Dies ist nun bereits ein fließender Übergang vom Kanban-Board zum Scrum-Board. Im Scrum-Board gibt es vor der Todo-Spalte – teilweise auch synonym dazu – noch ein sogenanntes Backlog. In diesem Backlog stehen sogenannte „User Stories“, die mehrere Tasks logisch zusammenfassen. Wie kann man nun User-Stories, die typischerweise eine Dauer von mehreren Tagen oder sogar einer Woche haben, auf einzelne Tasks mit einer typischen Durchlaufzeit von wenigen Stunden oder maximal einem Tag herunterbrechen? User Stories können dafür genutzt werden, um Aufgaben zu clustern und zusammenzufassen. Beispielsweise kann die erste User Story erst dann einen echten Kundennutzen erzeugen, wenn alle zugehörigen Tasks fertig entwickelt und getestet sind. Auch die nachfolgenden User Stories erzeugen erst dann einen Wert, wenn ihre entsprechenden Tasks vollständig abgearbeitet sind.

WIP-Limittierung auf der Ebene von User Stories

Auch auf dieser Ebene gilt nun wieder das Prinzip der WIP-Limittierung: Idealerweise fängt man die erste User Story an, startet den ersten Task, beendet ihn vollständig und beginnt erst dann mit dem nächsten Task. Und erst wenn alle Tasks der ersten User Story komplett abgearbeitet sind beginnt man mit der zweiten User Story und geht dort nach dem gleichen Prinzip vor. Diese Vorgehensweise ist gerade am Anfang schwierig einzuhalten, gerade auch in der Zusammenarbeit in einem kompletten Team. Das Einhalten der Prinzipien und Regeln stiftet jedoch einen erheblichen Nutzen und Mehrwert für das Tem, denn dadurch kann frühestmöglich echter Kundennutzen für den Endanwender erzeugt werden. Während der Abarbeitung von User Stories und Tasks kann es auch vorkommen, dass an einzelnden Aufgaben nicht gearbeitet werden kann und diese durch die WIP-Limitierung den kompletten Arbeitsablauf des Teams blockieren. Solche Blockierungen können nun ebenfalls visualisiert werden über einen Blocker: Identifiezieren und visualisieren Sie dabei die Ursache für den Blocker, seit wann dieser existiert – so dass das Team immer wieder sehen kann wie lange der Task bereits an dieser Stelle festhängt -, welchen Aktionen sind geplant um die Blockade zu beheben, und wer ist als Treiber für die Auflösung des Blockers verantwortlich.
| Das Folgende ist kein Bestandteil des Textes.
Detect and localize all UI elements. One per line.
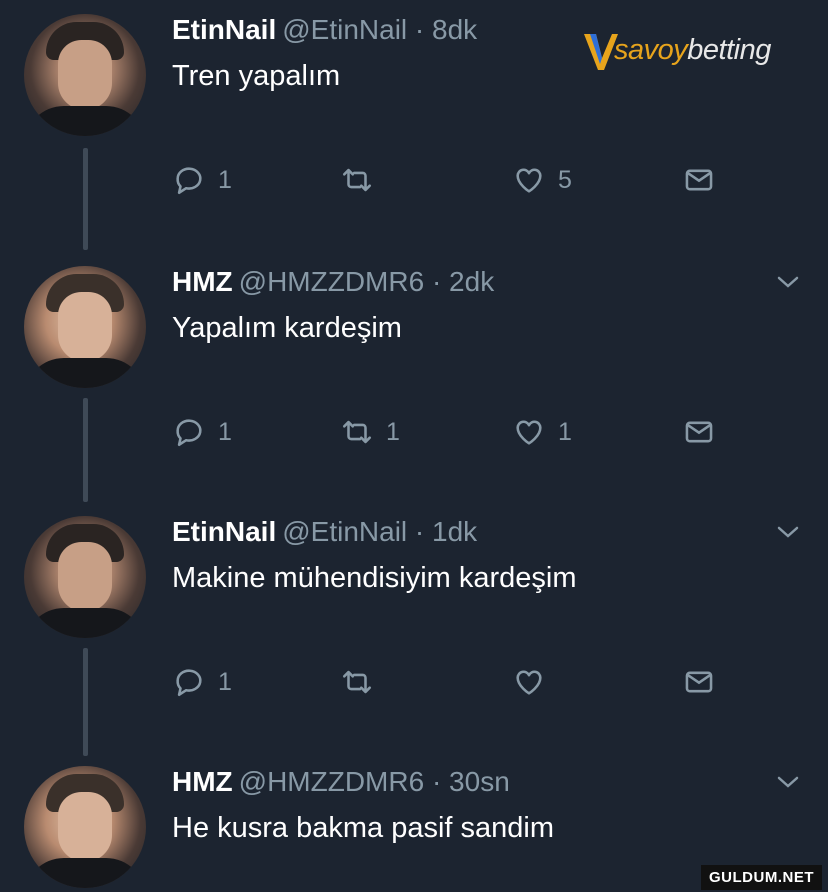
reply-count: 1 bbox=[218, 667, 232, 696]
message-button[interactable] bbox=[682, 412, 716, 452]
display-name[interactable]: HMZ bbox=[172, 266, 233, 297]
brand-name-prefix: savoy bbox=[614, 34, 688, 66]
avatar[interactable] bbox=[24, 766, 146, 888]
reply-button[interactable]: 1 bbox=[172, 662, 232, 702]
avatar[interactable] bbox=[24, 14, 146, 136]
thread-line bbox=[83, 148, 88, 250]
retweet-button[interactable] bbox=[340, 160, 386, 200]
chevron-down-icon[interactable] bbox=[776, 274, 800, 290]
tweet-actions: 1 5 bbox=[172, 160, 732, 200]
v-logo-icon bbox=[584, 34, 618, 70]
envelope-icon bbox=[685, 671, 713, 693]
heart-icon bbox=[516, 168, 542, 193]
like-button[interactable] bbox=[512, 662, 558, 702]
reply-icon bbox=[176, 669, 202, 697]
tweet-header: HMZ @HMZZDMR6 · 30sn bbox=[172, 766, 510, 798]
message-button[interactable] bbox=[682, 662, 716, 702]
watermark: GULDUM.NET bbox=[701, 865, 822, 890]
handle-timestamp: @HMZZDMR6 · 2dk bbox=[238, 266, 495, 297]
reply-button[interactable]: 1 bbox=[172, 160, 232, 200]
brand-name-suffix: betting bbox=[687, 34, 771, 66]
tweet-header: EtinNail @EtinNail · 8dk bbox=[172, 14, 477, 46]
handle-timestamp: @EtinNail · 8dk bbox=[282, 14, 478, 45]
retweet-icon bbox=[342, 670, 372, 694]
reply-icon bbox=[176, 419, 202, 447]
like-count: 5 bbox=[558, 165, 572, 194]
tweet-text: Yapalım kardeşim bbox=[172, 312, 402, 344]
reply-icon bbox=[176, 167, 202, 195]
chevron-down-icon[interactable] bbox=[776, 774, 800, 790]
reply-button[interactable]: 1 bbox=[172, 412, 232, 452]
tweet[interactable]: EtinNail @EtinNail · 1dk Makine mühendisi… bbox=[0, 502, 828, 756]
message-button[interactable] bbox=[682, 160, 716, 200]
reply-count: 1 bbox=[218, 417, 232, 446]
tweet-text: Makine mühendisiyim kardeşim bbox=[172, 562, 577, 594]
tweet-header: EtinNail @EtinNail · 1dk bbox=[172, 516, 477, 548]
handle-timestamp: @HMZZDMR6 · 30sn bbox=[238, 766, 510, 797]
tweet[interactable]: HMZ @HMZZDMR6 · 2dk Yapalım kardeşim 1 1 … bbox=[0, 252, 828, 502]
handle-timestamp: @EtinNail · 1dk bbox=[282, 516, 478, 547]
display-name[interactable]: HMZ bbox=[172, 766, 233, 797]
heart-icon bbox=[516, 420, 542, 445]
tweet-text: Tren yapalım bbox=[172, 60, 341, 92]
avatar[interactable] bbox=[24, 266, 146, 388]
like-count: 1 bbox=[558, 417, 572, 446]
retweet-count: 1 bbox=[386, 417, 400, 446]
tweet[interactable]: EtinNail @EtinNail · 8dk Tren yapalım sav… bbox=[0, 0, 828, 250]
chevron-down-icon[interactable] bbox=[776, 524, 800, 540]
brand-logo: savoybetting bbox=[584, 30, 784, 76]
tweet-header: HMZ @HMZZDMR6 · 2dk bbox=[172, 266, 494, 298]
retweet-icon bbox=[342, 420, 372, 444]
display-name[interactable]: EtinNail bbox=[172, 516, 276, 547]
display-name[interactable]: EtinNail bbox=[172, 14, 276, 45]
envelope-icon bbox=[685, 421, 713, 443]
thread-line bbox=[83, 398, 88, 502]
tweet-actions: 1 1 1 bbox=[172, 412, 732, 452]
like-button[interactable]: 5 bbox=[512, 160, 572, 200]
thread-line bbox=[83, 648, 88, 756]
retweet-button[interactable] bbox=[340, 662, 386, 702]
tweet-actions: 1 bbox=[172, 662, 732, 702]
tweet-text: He kusra bakma pasif sandim bbox=[172, 812, 554, 844]
avatar[interactable] bbox=[24, 516, 146, 638]
retweet-button[interactable]: 1 bbox=[340, 412, 400, 452]
envelope-icon bbox=[685, 169, 713, 191]
like-button[interactable]: 1 bbox=[512, 412, 572, 452]
heart-icon bbox=[516, 670, 542, 695]
reply-count: 1 bbox=[218, 165, 232, 194]
retweet-icon bbox=[342, 168, 372, 192]
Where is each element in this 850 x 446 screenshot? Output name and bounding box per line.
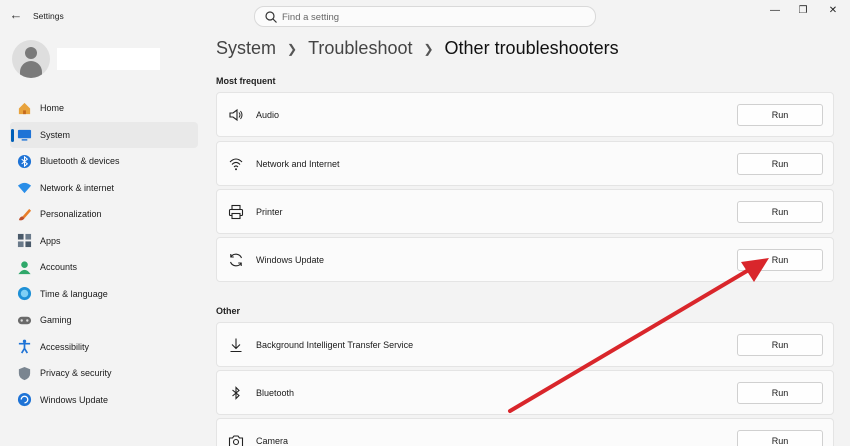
- windows-update-icon: [17, 393, 32, 407]
- home-icon: [18, 102, 31, 114]
- breadcrumb-system[interactable]: System: [216, 38, 276, 59]
- sidebar-item-label: Home: [40, 103, 65, 114]
- sidebar-item-home[interactable]: Home: [10, 95, 198, 122]
- sidebar-item-label: System: [40, 129, 71, 140]
- avatar[interactable]: [12, 40, 50, 78]
- troubleshooter-label: Camera: [256, 436, 289, 446]
- sidebar-item-label: Network & internet: [40, 182, 115, 193]
- sidebar-item-label: Accessibility: [40, 341, 90, 352]
- troubleshooter-card-windows-update: Windows Update Run: [216, 237, 834, 282]
- apps-icon: [17, 234, 32, 248]
- breadcrumb-troubleshoot[interactable]: Troubleshoot: [308, 38, 412, 59]
- gaming-icon: [17, 316, 32, 324]
- page-title: Other troubleshooters: [444, 38, 619, 58]
- sidebar-item-personalization[interactable]: Personalization: [10, 201, 198, 228]
- section-heading-most-frequent: Most frequent: [216, 76, 276, 86]
- close-icon[interactable]: ✕: [822, 3, 844, 19]
- troubleshooter-label: Audio: [256, 110, 280, 120]
- sidebar-item-label: Privacy & security: [40, 368, 112, 379]
- personalization-icon: [18, 208, 32, 221]
- run-network-button[interactable]: Run: [737, 153, 823, 175]
- search-placeholder[interactable]: Find a setting: [282, 12, 339, 23]
- run-bits-button[interactable]: Run: [737, 334, 823, 356]
- profile-name-redacted: [57, 48, 160, 70]
- sidebar-nav: Home System Bluetooth & devices Network …: [10, 95, 198, 413]
- search-box[interactable]: Find a setting: [254, 6, 596, 27]
- wifi-icon: [229, 158, 243, 171]
- speaker-icon: [229, 108, 243, 122]
- breadcrumb: System ❯ Troubleshoot ❯ Other troublesho…: [216, 38, 619, 59]
- back-arrow-icon[interactable]: ←: [8, 7, 24, 23]
- bluetooth-devices-icon: [17, 154, 32, 168]
- sidebar-item-label: Personalization: [40, 209, 102, 220]
- search-icon: [265, 11, 277, 23]
- network-icon: [17, 183, 32, 194]
- troubleshooter-card-camera: Camera Run: [216, 418, 834, 446]
- troubleshooter-label: Network and Internet: [256, 159, 340, 169]
- title-bar: ← Settings Find a setting — ❐ ✕: [0, 0, 850, 32]
- sidebar-item-label: Time & language: [40, 288, 108, 299]
- bluetooth-icon: [232, 386, 240, 400]
- restore-icon[interactable]: ❐: [792, 3, 814, 19]
- sidebar-item-label: Gaming: [40, 315, 72, 326]
- section-heading-other: Other: [216, 306, 241, 316]
- privacy-icon: [18, 366, 31, 380]
- sidebar-item-label: Bluetooth & devices: [40, 156, 120, 167]
- camera-icon: [228, 435, 244, 446]
- run-bluetooth-button[interactable]: Run: [737, 382, 823, 404]
- printer-icon: [228, 204, 244, 220]
- system-icon: [17, 130, 32, 141]
- minimize-icon[interactable]: —: [764, 3, 786, 19]
- sidebar-item-accessibility[interactable]: Accessibility: [10, 334, 198, 361]
- chevron-right-icon: ❯: [287, 41, 298, 56]
- run-audio-button[interactable]: Run: [737, 104, 823, 126]
- run-windows-update-button[interactable]: Run: [737, 249, 823, 271]
- troubleshooter-card-network: Network and Internet Run: [216, 141, 834, 186]
- troubleshooter-card-printer: Printer Run: [216, 189, 834, 234]
- troubleshooter-label: Windows Update: [256, 255, 325, 265]
- sidebar-item-gaming[interactable]: Gaming: [10, 307, 198, 334]
- sidebar-item-system[interactable]: System: [10, 121, 198, 148]
- sidebar-item-label: Accounts: [40, 262, 78, 273]
- sidebar-item-network[interactable]: Network & internet: [10, 175, 198, 202]
- sidebar-item-windows-update[interactable]: Windows Update: [10, 387, 198, 414]
- time-language-icon: [17, 287, 32, 301]
- sidebar-item-apps[interactable]: Apps: [10, 228, 198, 255]
- chevron-right-icon: ❯: [423, 41, 434, 56]
- sidebar-item-accounts[interactable]: Accounts: [10, 254, 198, 281]
- sidebar-item-bluetooth-devices[interactable]: Bluetooth & devices: [10, 148, 198, 175]
- sync-icon: [229, 253, 243, 267]
- troubleshooter-card-audio: Audio Run: [216, 92, 834, 137]
- troubleshooter-label: Printer: [256, 207, 283, 217]
- run-printer-button[interactable]: Run: [737, 201, 823, 223]
- accessibility-icon: [18, 339, 31, 354]
- troubleshooter-label: Bluetooth: [256, 388, 295, 398]
- accounts-icon: [18, 261, 31, 274]
- troubleshooter-card-bits: Background Intelligent Transfer Service …: [216, 322, 834, 367]
- troubleshooter-label: Background Intelligent Transfer Service: [256, 340, 414, 350]
- sidebar-item-label: Apps: [40, 235, 61, 246]
- download-icon: [230, 338, 242, 353]
- run-camera-button[interactable]: Run: [737, 430, 823, 446]
- sidebar-item-time-language[interactable]: Time & language: [10, 281, 198, 308]
- app-title: Settings: [33, 11, 64, 21]
- sidebar-item-privacy[interactable]: Privacy & security: [10, 360, 198, 387]
- troubleshooter-card-bluetooth: Bluetooth Run: [216, 370, 834, 415]
- sidebar-item-label: Windows Update: [40, 394, 109, 405]
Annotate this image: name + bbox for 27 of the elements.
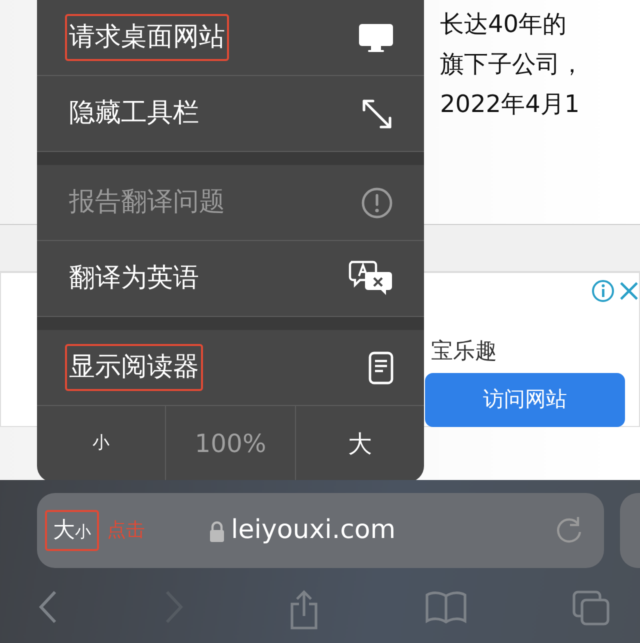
exclamation-circle-icon [360, 186, 394, 220]
document-icon [368, 350, 394, 384]
info-icon[interactable] [591, 279, 615, 303]
article-text: 2022年4月1 [440, 90, 580, 118]
ad-text: 宝乐趣 [431, 338, 497, 366]
article-text: 长达40年的 [440, 10, 567, 38]
annotation-text: 点击 [107, 518, 145, 544]
share-icon[interactable] [289, 590, 319, 630]
reload-icon[interactable] [554, 516, 584, 546]
tabs-icon[interactable] [572, 590, 610, 628]
article-text: 旗下子公司， [440, 50, 584, 78]
monitor-icon [358, 22, 394, 54]
address-bar[interactable]: 大小 点击 leiyouxi.com [37, 493, 604, 568]
url-text: leiyouxi.com [231, 514, 396, 547]
close-icon[interactable] [619, 281, 639, 301]
book-icon[interactable] [424, 590, 466, 624]
menu-item[interactable]: 请求桌面网站 [37, 0, 424, 76]
menu-item[interactable]: 显示阅读器 [37, 330, 424, 406]
text-size-button[interactable]: 大小 [45, 510, 99, 551]
annotated-label: 请求桌面网站 [65, 14, 229, 61]
lock-icon [209, 520, 225, 542]
larger-text-button[interactable]: 大 [296, 406, 424, 482]
back-icon[interactable] [38, 590, 58, 624]
expand-arrows-icon [360, 96, 394, 130]
visit-site-button[interactable]: 访问网站 [425, 373, 625, 427]
translate-icon [348, 260, 394, 298]
annotated-label: 显示阅读器 [65, 344, 203, 391]
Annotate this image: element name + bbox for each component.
Optische Qualitätskontrolle von Scrum-Boards

Sie sehen hier bereits die typische Form die sich auf einem Scrum-Board automatisch ausbildet, nämlich eine Dreiecksform. Die User Stories von oben nach unten abgearbeitet, die Tasks von links nach rechts und es wird immer an den bereits gestarteten Aufgaben gearbeitet wird um diese möglichst schnell zu Ende zu bringen, um möglichst schnell einen Wert zu erzeugen und den Kunden zufrieden zu stellen.